I built a coding workflow called Plumbline (https://github.com/BytesFromToby/plumbline) — five AI-agent "skills" that take a feature from idea to verified code. The names lean on a home-building metaphor on purpose: an architect defines what to build, a foreman plans how, a builder writes the code, an inspector signs off. A plumb line is the weighted string a builder hangs to find true vertical — the one reference everything else is checked against. In my workflow, the spec is that line. One way to wire this is a chain: architect calls foreman, foreman calls builder. I deliberately didn't. The agents never call each other. They coordinate entirely through files and folders — and that one choice turned out to be the most important in the whole thing. Chaining them causes two problems: tight coupling, where a failure halfway means restarting the whole pipeline; and — worse with LLMs — a telephone game, where each agent paraphrases the last one's output until the builder is working from a summary of a summary of what I actually asked for.

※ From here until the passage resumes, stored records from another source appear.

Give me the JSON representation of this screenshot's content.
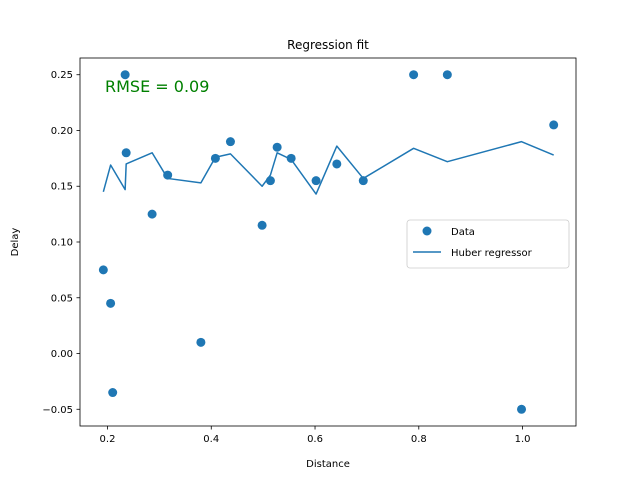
{
  "chart_data": {
    "type": "scatter",
    "title": "Regression fit",
    "xlabel": "Distance",
    "ylabel": "Delay",
    "xlim": [
      0.147,
      1.103
    ],
    "ylim": [
      -0.065,
      0.265
    ],
    "xticks": [
      0.2,
      0.4,
      0.6,
      0.8,
      1.0
    ],
    "xtick_labels": [
      "0.2",
      "0.4",
      "0.6",
      "0.8",
      "1.0"
    ],
    "yticks": [
      -0.05,
      0.0,
      0.05,
      0.1,
      0.15,
      0.2,
      0.25
    ],
    "ytick_labels": [
      "−0.05",
      "0.00",
      "0.05",
      "0.10",
      "0.15",
      "0.20",
      "0.25"
    ],
    "grid": false,
    "legend_position": "center-right",
    "annotation": {
      "text": "RMSE = 0.09",
      "color": "#008000"
    },
    "series": [
      {
        "name": "Data",
        "kind": "scatter",
        "color": "#1f77b4",
        "points": [
          [
            0.192,
            0.075
          ],
          [
            0.206,
            0.045
          ],
          [
            0.21,
            -0.035
          ],
          [
            0.234,
            0.25
          ],
          [
            0.236,
            0.18
          ],
          [
            0.286,
            0.125
          ],
          [
            0.316,
            0.16
          ],
          [
            0.38,
            0.01
          ],
          [
            0.408,
            0.175
          ],
          [
            0.437,
            0.19
          ],
          [
            0.498,
            0.115
          ],
          [
            0.514,
            0.155
          ],
          [
            0.527,
            0.185
          ],
          [
            0.554,
            0.175
          ],
          [
            0.602,
            0.155
          ],
          [
            0.642,
            0.17
          ],
          [
            0.693,
            0.155
          ],
          [
            0.79,
            0.25
          ],
          [
            0.855,
            0.25
          ],
          [
            0.998,
            -0.05
          ],
          [
            1.06,
            0.205
          ]
        ]
      },
      {
        "name": "Huber regressor",
        "kind": "line",
        "color": "#1f77b4",
        "points": [
          [
            0.192,
            0.145
          ],
          [
            0.206,
            0.169
          ],
          [
            0.234,
            0.147
          ],
          [
            0.236,
            0.17
          ],
          [
            0.286,
            0.18
          ],
          [
            0.316,
            0.157
          ],
          [
            0.38,
            0.153
          ],
          [
            0.408,
            0.176
          ],
          [
            0.437,
            0.179
          ],
          [
            0.498,
            0.15
          ],
          [
            0.514,
            0.16
          ],
          [
            0.527,
            0.18
          ],
          [
            0.554,
            0.174
          ],
          [
            0.602,
            0.143
          ],
          [
            0.642,
            0.186
          ],
          [
            0.693,
            0.157
          ],
          [
            0.79,
            0.184
          ],
          [
            0.855,
            0.172
          ],
          [
            0.998,
            0.19
          ],
          [
            1.06,
            0.178
          ]
        ]
      }
    ]
  }
}
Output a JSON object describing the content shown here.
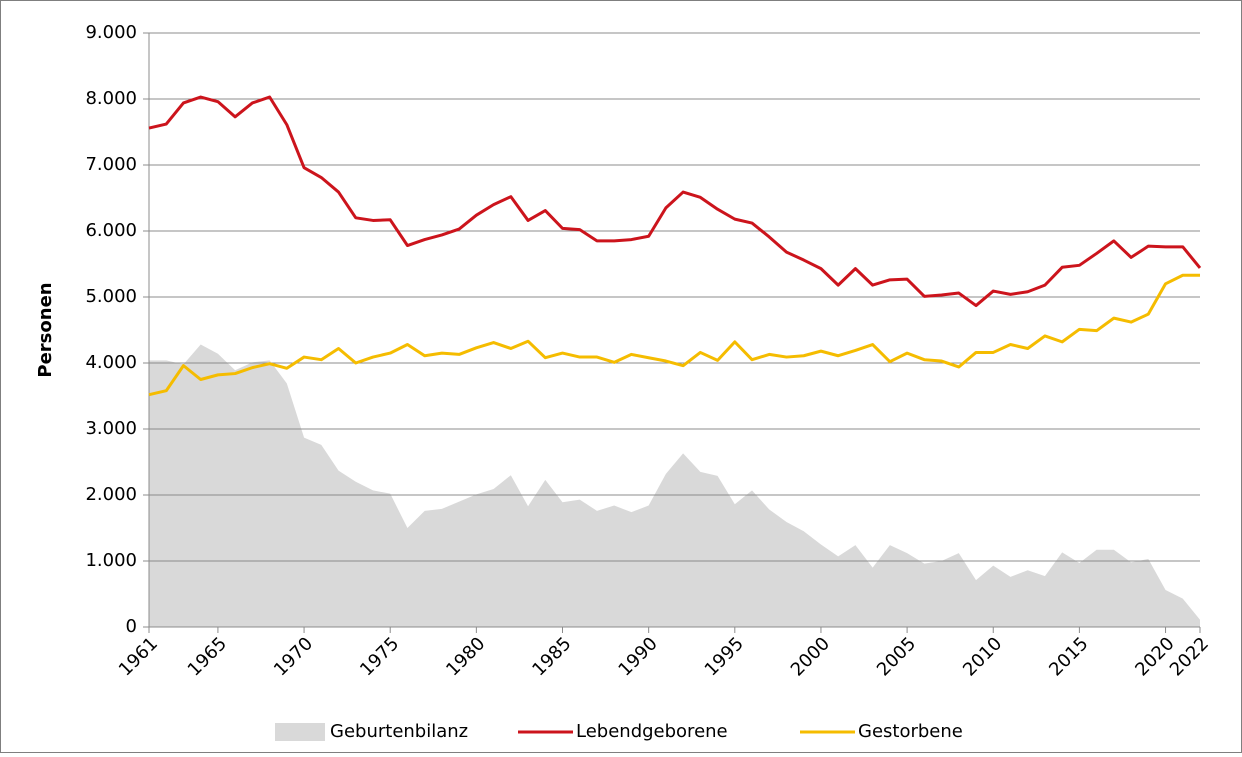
{
  "chart_data": {
    "type": "line",
    "y_label": "Personen",
    "x": [
      1961,
      1962,
      1963,
      1964,
      1965,
      1966,
      1967,
      1968,
      1969,
      1970,
      1971,
      1972,
      1973,
      1974,
      1975,
      1976,
      1977,
      1978,
      1979,
      1980,
      1981,
      1982,
      1983,
      1984,
      1985,
      1986,
      1987,
      1988,
      1989,
      1990,
      1991,
      1992,
      1993,
      1994,
      1995,
      1996,
      1997,
      1998,
      1999,
      2000,
      2001,
      2002,
      2003,
      2004,
      2005,
      2006,
      2007,
      2008,
      2009,
      2010,
      2011,
      2012,
      2013,
      2014,
      2015,
      2016,
      2017,
      2018,
      2019,
      2020,
      2021,
      2022
    ],
    "xlim": [
      1961,
      2022
    ],
    "xticks": [
      1961,
      1965,
      1970,
      1975,
      1980,
      1985,
      1990,
      1995,
      2000,
      2005,
      2010,
      2015,
      2020,
      2022
    ],
    "ylim": [
      0,
      9000
    ],
    "yticks": [
      0,
      {
        "value": 1000,
        "label": "1.000"
      },
      {
        "value": 2000,
        "label": "2.000"
      },
      {
        "value": 3000,
        "label": "3.000"
      },
      {
        "value": 4000,
        "label": "4.000"
      },
      {
        "value": 5000,
        "label": "5.000"
      },
      {
        "value": 6000,
        "label": "6.000"
      },
      {
        "value": 7000,
        "label": "7.000"
      },
      {
        "value": 8000,
        "label": "8.000"
      },
      {
        "value": 9000,
        "label": "9.000"
      }
    ],
    "grid": true,
    "legend": "bottom",
    "series": [
      {
        "name": "Geburtenbilanz",
        "type": "area",
        "color": "#d9d9d9",
        "values": [
          4040,
          4040,
          3980,
          4280,
          4140,
          3890,
          4010,
          4040,
          3690,
          2870,
          2760,
          2370,
          2200,
          2070,
          2020,
          1500,
          1760,
          1790,
          1900,
          2010,
          2090,
          2300,
          1830,
          2230,
          1890,
          1930,
          1760,
          1840,
          1740,
          1840,
          2320,
          2630,
          2350,
          2290,
          1860,
          2070,
          1780,
          1590,
          1450,
          1250,
          1070,
          1240,
          900,
          1240,
          1120,
          960,
          1000,
          1120,
          710,
          930,
          760,
          860,
          770,
          1130,
          970,
          1170,
          1170,
          980,
          1030,
          560,
          430,
          110
        ]
      },
      {
        "name": "Lebendgeborene",
        "type": "line",
        "color": "#cc141c",
        "values": [
          7560,
          7620,
          7940,
          8030,
          7960,
          7730,
          7940,
          8030,
          7610,
          6960,
          6810,
          6590,
          6200,
          6160,
          6170,
          5780,
          5870,
          5940,
          6030,
          6240,
          6400,
          6520,
          6160,
          6310,
          6040,
          6020,
          5850,
          5850,
          5870,
          5920,
          6350,
          6590,
          6510,
          6330,
          6180,
          6120,
          5910,
          5680,
          5560,
          5430,
          5180,
          5430,
          5180,
          5260,
          5270,
          5010,
          5030,
          5060,
          4870,
          5090,
          5040,
          5080,
          5180,
          5450,
          5480,
          5660,
          5850,
          5600,
          5770,
          5760,
          5760,
          5440
        ]
      },
      {
        "name": "Gestorbene",
        "type": "line",
        "color": "#f5bc00",
        "values": [
          3520,
          3580,
          3960,
          3750,
          3820,
          3840,
          3930,
          3990,
          3920,
          4090,
          4050,
          4220,
          4000,
          4090,
          4150,
          4280,
          4110,
          4150,
          4130,
          4230,
          4310,
          4220,
          4330,
          4080,
          4150,
          4090,
          4090,
          4010,
          4130,
          4080,
          4030,
          3960,
          4160,
          4040,
          4320,
          4050,
          4130,
          4090,
          4110,
          4180,
          4110,
          4190,
          4280,
          4020,
          4150,
          4050,
          4030,
          3940,
          4160,
          4160,
          4280,
          4220,
          4410,
          4320,
          4510,
          4490,
          4680,
          4620,
          4740,
          5200,
          5330,
          5330
        ]
      }
    ]
  }
}
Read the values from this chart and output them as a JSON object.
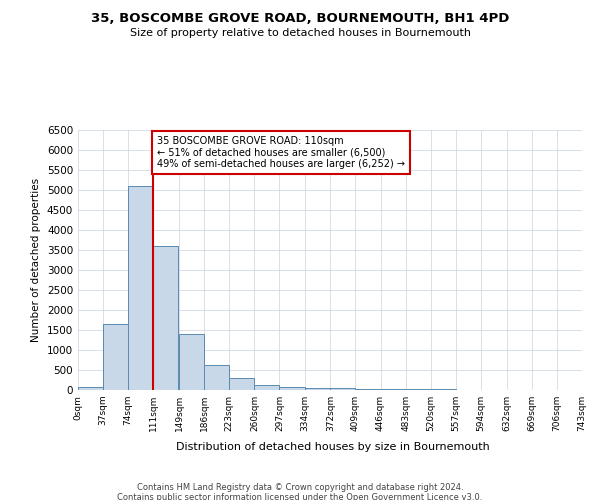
{
  "title": "35, BOSCOMBE GROVE ROAD, BOURNEMOUTH, BH1 4PD",
  "subtitle": "Size of property relative to detached houses in Bournemouth",
  "xlabel": "Distribution of detached houses by size in Bournemouth",
  "ylabel": "Number of detached properties",
  "bin_edges": [
    0,
    37,
    74,
    111,
    149,
    186,
    223,
    260,
    297,
    334,
    372,
    409,
    446,
    483,
    520,
    557,
    594,
    632,
    669,
    706,
    743
  ],
  "bin_labels": [
    "0sqm",
    "37sqm",
    "74sqm",
    "111sqm",
    "149sqm",
    "186sqm",
    "223sqm",
    "260sqm",
    "297sqm",
    "334sqm",
    "372sqm",
    "409sqm",
    "446sqm",
    "483sqm",
    "520sqm",
    "557sqm",
    "594sqm",
    "632sqm",
    "669sqm",
    "706sqm",
    "743sqm"
  ],
  "counts": [
    70,
    1650,
    5100,
    3600,
    1400,
    620,
    310,
    130,
    85,
    55,
    40,
    35,
    30,
    20,
    15,
    12,
    10,
    8,
    6,
    5
  ],
  "bar_color": "#c8d8e8",
  "bar_edge_color": "#5a8ab0",
  "property_value": 110,
  "vline_color": "#cc0000",
  "annotation_line1": "35 BOSCOMBE GROVE ROAD: 110sqm",
  "annotation_line2": "← 51% of detached houses are smaller (6,500)",
  "annotation_line3": "49% of semi-detached houses are larger (6,252) →",
  "annotation_box_color": "white",
  "annotation_box_edge_color": "#cc0000",
  "ylim": [
    0,
    6500
  ],
  "yticks": [
    0,
    500,
    1000,
    1500,
    2000,
    2500,
    3000,
    3500,
    4000,
    4500,
    5000,
    5500,
    6000,
    6500
  ],
  "footer_line1": "Contains HM Land Registry data © Crown copyright and database right 2024.",
  "footer_line2": "Contains public sector information licensed under the Open Government Licence v3.0.",
  "bg_color": "#ffffff",
  "grid_color": "#c8d4e0"
}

# The fix: the filesystem is the interface
Every stage reads and writes plain files in a known layout:
Planning/specs/[feature]_spec.md ← architect writes this; it's the source of truth Planning/blueprints/[feature]_BP.md ← foreman writes the build plan output/inspect/ ← inspector drops evidence + a PASS/FAIL stamp
A stage's input is whichever files already exist; its output is whatever it writes. No call graph. The builder runs after the blueprint exists — sequenced by data dependency, not because the foreman told it to. A single CLAUDE.md in each project declares the shared contract (test command, where specs live, the rules for a change) — the schema that lets independently-run agents agree on where everything is without ever talking. # Why it's better than I expected
Every stage runs standalone — the pipeline is a suggestion, not a cage. Intent stops drifting: every stage reads the original spec, not a retelling of it, so the builder checks against what I actually asked for and stops if the plan contradicts it. Independence becomes structural: my inspector only reads the finished files and never saw the build, so its neutrality is enforced by isolation, not good intentions. And everything is inspectable — when something breaks I read the files, not a black-box conversation.
# The transferable lesson
For any multi-agent system: don't make agents depend on each other — make them depend on shared, persistent state. Files are slower than direct calls, but they buy restartability, auditability, and a single source of truth that can't drift. For agents that love to paraphrase, one canonical artifact everyone reads from is what keeps the whole thing honest.